There is a class of processes studied in chemical and mechanical
engineering which go by the name of "momentum, heat and mass transfer"
phenomena. These phenomena are at the heart of numerous processes
which go on in chemical reactors, fluid pipelines, distillation and
absorption towers (the tall columns you see in a refinery or a chemical
factory), etc. These subjects are routinely taught to engineers in
a blind, mechanical and rote fashion.

But what if I told you that the essence of such processes is governed
by the second law of dialectics (the interpenetration of opposites)
which I have only very recently realized! You would most likely dismiss
me as a crank! In fact, Newton's law, Fourier's Law and Fick's Law
which are at the heart of fluid dynamics, heat and mass transfer are
quantitative expressions of the second law of dialectics - expressing
the flow of fluid, heat or mass as occuring under two main aspects of
a contradiction.

Not only this, but their dynamic formulations which express how these
processes develop over time - given by what are called partial
differential equations - actually describe how these dialectical
processes evolve over time from one equilibrium state to another!
Such differential equations go by the name of the Navier-Stokes
equations (fluid dynamics or momentum transfer) and Convective Diffusion
equation (in heat and mass transfer). I plan to present more details
of this to the lists in the near future. One of them can be easily
titled the "Dialectics of Diffusion" (and I am utterly serious here).
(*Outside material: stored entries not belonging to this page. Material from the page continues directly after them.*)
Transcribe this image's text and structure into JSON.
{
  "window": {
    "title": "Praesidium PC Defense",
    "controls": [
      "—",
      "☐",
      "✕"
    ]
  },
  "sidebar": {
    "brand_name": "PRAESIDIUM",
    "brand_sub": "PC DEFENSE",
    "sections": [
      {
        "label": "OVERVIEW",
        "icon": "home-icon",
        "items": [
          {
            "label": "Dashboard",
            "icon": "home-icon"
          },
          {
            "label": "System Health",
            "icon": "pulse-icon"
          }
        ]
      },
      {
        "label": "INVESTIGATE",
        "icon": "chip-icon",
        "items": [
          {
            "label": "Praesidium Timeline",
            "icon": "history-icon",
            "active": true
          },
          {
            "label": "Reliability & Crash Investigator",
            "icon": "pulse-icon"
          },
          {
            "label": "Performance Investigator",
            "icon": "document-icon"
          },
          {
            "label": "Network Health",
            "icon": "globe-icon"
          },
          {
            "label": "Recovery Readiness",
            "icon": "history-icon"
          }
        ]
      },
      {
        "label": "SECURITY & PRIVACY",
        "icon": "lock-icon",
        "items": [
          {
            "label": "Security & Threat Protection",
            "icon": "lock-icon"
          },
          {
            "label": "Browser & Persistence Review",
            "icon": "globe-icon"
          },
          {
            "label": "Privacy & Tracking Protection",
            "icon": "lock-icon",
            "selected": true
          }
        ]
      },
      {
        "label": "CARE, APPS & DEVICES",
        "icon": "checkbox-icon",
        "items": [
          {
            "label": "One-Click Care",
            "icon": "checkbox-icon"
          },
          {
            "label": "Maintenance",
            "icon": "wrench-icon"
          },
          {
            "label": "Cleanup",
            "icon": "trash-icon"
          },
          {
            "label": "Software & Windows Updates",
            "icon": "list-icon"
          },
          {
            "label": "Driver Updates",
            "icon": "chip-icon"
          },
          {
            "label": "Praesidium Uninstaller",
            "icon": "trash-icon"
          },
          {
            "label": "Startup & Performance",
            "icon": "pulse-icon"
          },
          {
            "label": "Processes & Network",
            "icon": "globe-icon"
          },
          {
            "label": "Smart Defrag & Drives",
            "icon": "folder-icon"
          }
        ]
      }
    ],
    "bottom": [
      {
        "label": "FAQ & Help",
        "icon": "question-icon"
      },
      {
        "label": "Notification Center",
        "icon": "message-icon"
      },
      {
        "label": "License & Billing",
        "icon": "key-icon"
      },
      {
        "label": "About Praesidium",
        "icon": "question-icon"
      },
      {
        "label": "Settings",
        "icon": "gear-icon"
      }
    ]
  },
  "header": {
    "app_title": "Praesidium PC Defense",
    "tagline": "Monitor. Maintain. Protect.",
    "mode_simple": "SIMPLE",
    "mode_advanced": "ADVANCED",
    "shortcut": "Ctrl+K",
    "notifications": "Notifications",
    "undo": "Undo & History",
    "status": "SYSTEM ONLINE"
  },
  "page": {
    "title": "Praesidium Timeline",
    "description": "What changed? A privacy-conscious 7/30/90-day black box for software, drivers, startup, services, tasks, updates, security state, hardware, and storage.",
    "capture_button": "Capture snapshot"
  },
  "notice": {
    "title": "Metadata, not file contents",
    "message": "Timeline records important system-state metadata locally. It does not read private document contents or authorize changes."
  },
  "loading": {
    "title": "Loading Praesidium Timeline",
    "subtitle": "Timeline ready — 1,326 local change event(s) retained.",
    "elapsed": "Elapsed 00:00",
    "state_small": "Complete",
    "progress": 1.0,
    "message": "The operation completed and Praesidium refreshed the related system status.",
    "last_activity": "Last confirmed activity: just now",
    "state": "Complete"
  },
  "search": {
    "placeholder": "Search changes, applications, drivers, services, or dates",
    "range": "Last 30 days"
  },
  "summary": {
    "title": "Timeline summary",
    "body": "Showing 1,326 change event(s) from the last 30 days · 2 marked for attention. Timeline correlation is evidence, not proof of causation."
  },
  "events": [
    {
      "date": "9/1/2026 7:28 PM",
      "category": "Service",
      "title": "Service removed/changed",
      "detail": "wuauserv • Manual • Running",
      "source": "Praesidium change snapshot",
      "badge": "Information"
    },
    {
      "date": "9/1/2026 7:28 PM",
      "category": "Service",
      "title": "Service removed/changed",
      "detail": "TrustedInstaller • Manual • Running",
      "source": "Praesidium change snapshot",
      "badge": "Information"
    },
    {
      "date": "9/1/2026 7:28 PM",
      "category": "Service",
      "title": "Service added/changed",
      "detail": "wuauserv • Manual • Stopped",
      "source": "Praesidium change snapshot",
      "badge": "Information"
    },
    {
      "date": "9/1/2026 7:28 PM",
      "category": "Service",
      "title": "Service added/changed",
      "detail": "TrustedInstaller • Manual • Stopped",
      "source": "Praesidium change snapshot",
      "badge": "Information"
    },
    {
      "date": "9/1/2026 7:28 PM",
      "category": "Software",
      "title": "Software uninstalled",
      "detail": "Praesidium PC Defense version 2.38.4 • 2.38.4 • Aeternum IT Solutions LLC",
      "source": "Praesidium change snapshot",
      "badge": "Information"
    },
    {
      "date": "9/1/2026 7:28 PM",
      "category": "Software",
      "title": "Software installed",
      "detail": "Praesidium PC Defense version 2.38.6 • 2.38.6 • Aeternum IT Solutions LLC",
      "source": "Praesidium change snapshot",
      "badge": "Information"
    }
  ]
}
Recently, I broached these ideas to a colleague who was "dumb-founded"
to say the least. He had never thought of these processes in this way
before. It is correct that any process whether in the social or physical
realm is highly complex and there are numerous synergistic and
counteracting fractors (i.e., contradictions) which governs how the
process evolves over time. However, the trick, as Mao-Tse Tung pointed
out in "On Contradiction", is to grasp the principal or main
contradiction. This is also commonly accepted scientific practice
when in the laboratory or in a theory, the main features of a phenomena
are studied with the secondary or tertiary phenomena screened out. Not
only the main contradiction, but the two or more aspects of the
contradiction have also to be grasped properly. As the process evolves
dynamically, the aspects of the contradiction may become stronger
or weaker vis a vis one another - one eventually replacing the other
or both of them ultimately reaching a new equilibrium level where the
contradiction is annhilated by the mutual balancing of its
two aspects to be replaced by a new contradiction subject to a change
in the external conditions. 

It is only with hindsight that I now also realize that many experimental
observations and mathematical solutions I have worked on in the past
actually show this behavior in vivid graphic detail. The subject of
dialectical materialism should be taught from the high-school level.
It will give a three-dimensional picture of reality, would unify
the apparently random phenomena occurring in nature and history, and
provide a much needed link between the hard and the soft sciences. It
would enable one, from a very young age, to dive below the
surface appearance of things and penetrate to their essence as
Marx explained the purpose of true science is.

I think now that the great figures of human history, those who had
penetrating insight into the nature of reality, used this method in
their investigations and actions, either consciously or unconsciously.